Howery and Hirsch  in the early 1980s classified the development of the chemometrics discipline into different stages. The first stage is before 1970. A number of mathematical methodologies were developed and standardized in different fields of mathematics, behavioral science, and engineering sciences. In this period, chemists limited themselves mainly to data analysis, including computation of statistical parameters such as the mean, standard deviation, and level of confidence. Howery and Hirsch, in particular, appreciated the research on correlating vast amounts of chemical data to relevant molecular properties. These pioneering works form the basis of an important area of the quantitative structure-activity relationship (QSAR) developed more recently.
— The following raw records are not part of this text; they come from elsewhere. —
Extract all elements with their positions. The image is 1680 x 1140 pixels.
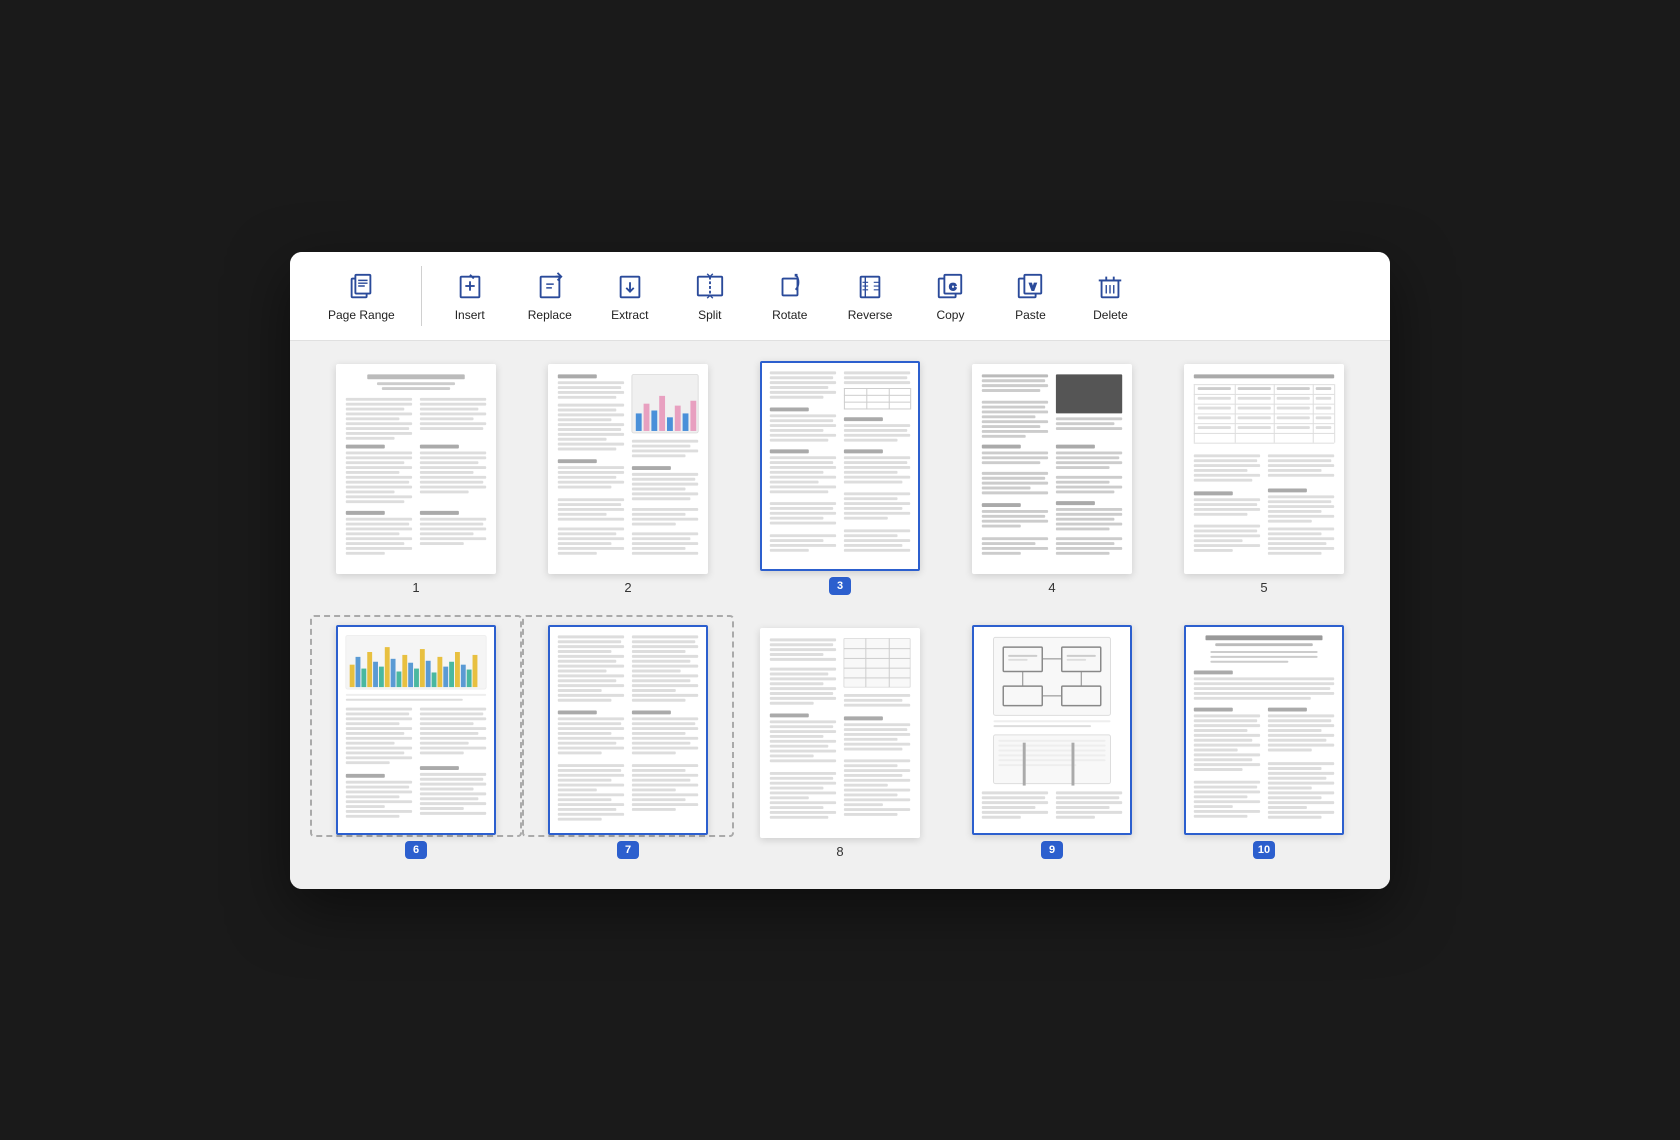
list-item[interactable]: 1	[320, 364, 512, 595]
page-thumbnail[interactable]	[972, 625, 1132, 835]
delete-icon	[1094, 270, 1126, 302]
svg-text:V: V	[1030, 281, 1037, 291]
page-badge: 9	[1041, 841, 1063, 859]
list-item[interactable]: 5	[1168, 364, 1360, 595]
toolbar-item-rotate[interactable]: Rotate	[750, 262, 830, 330]
toolbar-item-replace[interactable]: Replace	[510, 262, 590, 330]
toolbar-divider	[421, 266, 422, 326]
rotate-label: Rotate	[772, 308, 807, 322]
toolbar-item-reverse[interactable]: Reverse	[830, 262, 911, 330]
toolbar-item-page-range[interactable]: Page Range	[310, 262, 413, 330]
page-label: 5	[1260, 580, 1267, 595]
reverse-label: Reverse	[848, 308, 893, 322]
rotate-icon	[774, 270, 806, 302]
delete-label: Delete	[1093, 308, 1128, 322]
replace-label: Replace	[528, 308, 572, 322]
toolbar-item-paste[interactable]: V Paste	[990, 262, 1070, 330]
reverse-icon	[854, 270, 886, 302]
toolbar-item-delete[interactable]: Delete	[1070, 262, 1150, 330]
page-label: 8	[836, 844, 843, 859]
split-label: Split	[698, 308, 721, 322]
list-item[interactable]: 8	[744, 628, 936, 859]
page-thumbnail[interactable]	[336, 625, 496, 835]
page-thumbnail[interactable]	[972, 364, 1132, 574]
page-badge: 10	[1253, 841, 1275, 859]
split-icon	[694, 270, 726, 302]
page-thumbnail[interactable]	[1184, 364, 1344, 574]
paste-icon: V	[1014, 270, 1046, 302]
copy-icon: C	[934, 270, 966, 302]
toolbar-item-extract[interactable]: Extract	[590, 262, 670, 330]
list-item[interactable]: 7	[532, 625, 724, 859]
page-badge: 6	[405, 841, 427, 859]
page-range-label: Page Range	[328, 308, 395, 322]
toolbar-item-copy[interactable]: C Copy	[910, 262, 990, 330]
content-area: 1	[290, 341, 1390, 889]
page-badge: 3	[829, 577, 851, 595]
list-item[interactable]: 2	[532, 364, 724, 595]
page-thumbnail[interactable]	[1184, 625, 1344, 835]
toolbar: Page Range Insert	[290, 252, 1390, 341]
page-thumbnail[interactable]	[760, 628, 920, 838]
list-item[interactable]: 9	[956, 625, 1148, 859]
page-thumbnail[interactable]	[760, 361, 920, 571]
svg-text:C: C	[950, 281, 957, 291]
list-item[interactable]: 3	[744, 361, 936, 595]
page-thumbnail[interactable]	[548, 364, 708, 574]
page-range-icon	[345, 270, 377, 302]
page-label: 4	[1048, 580, 1055, 595]
insert-label: Insert	[455, 308, 485, 322]
paste-label: Paste	[1015, 308, 1046, 322]
toolbar-item-insert[interactable]: Insert	[430, 262, 510, 330]
app-window: Page Range Insert	[290, 252, 1390, 889]
list-item[interactable]: 4	[956, 364, 1148, 595]
page-thumbnail[interactable]	[336, 364, 496, 574]
insert-icon	[454, 270, 486, 302]
copy-label: Copy	[936, 308, 964, 322]
page-badge: 7	[617, 841, 639, 859]
page-label: 2	[624, 580, 631, 595]
list-item[interactable]: 6	[320, 625, 512, 859]
page-label: 1	[412, 580, 419, 595]
extract-icon	[614, 270, 646, 302]
toolbar-item-split[interactable]: Split	[670, 262, 750, 330]
extract-label: Extract	[611, 308, 648, 322]
list-item[interactable]: 10	[1168, 625, 1360, 859]
replace-icon	[534, 270, 566, 302]
page-thumbnail[interactable]	[548, 625, 708, 835]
The second stage of chemometrics falls in the 1970s, when the term chemometrics was coined. This new discipline of chemistry (or subdiscipline of analytical chemistry by some) caught the attention of chemists, especially analytical chemists, who not only applied the methods available for data analysis but also developed new methodologies to meet their needs. There are two main reasons why chemometrics developed so rapidly at that time: (1) large piles of data not available before could be acquired from advanced chemical instruments (for the first time, chemists faced bottlenecks similar to those encountered by social scientists or economists years before on how to obtain useful information from these large amounts of data) and (2) advancements in microelectronics technology within that period. The abilities of chemists in signal processing and data interpretation were enhanced with the increasing computer power.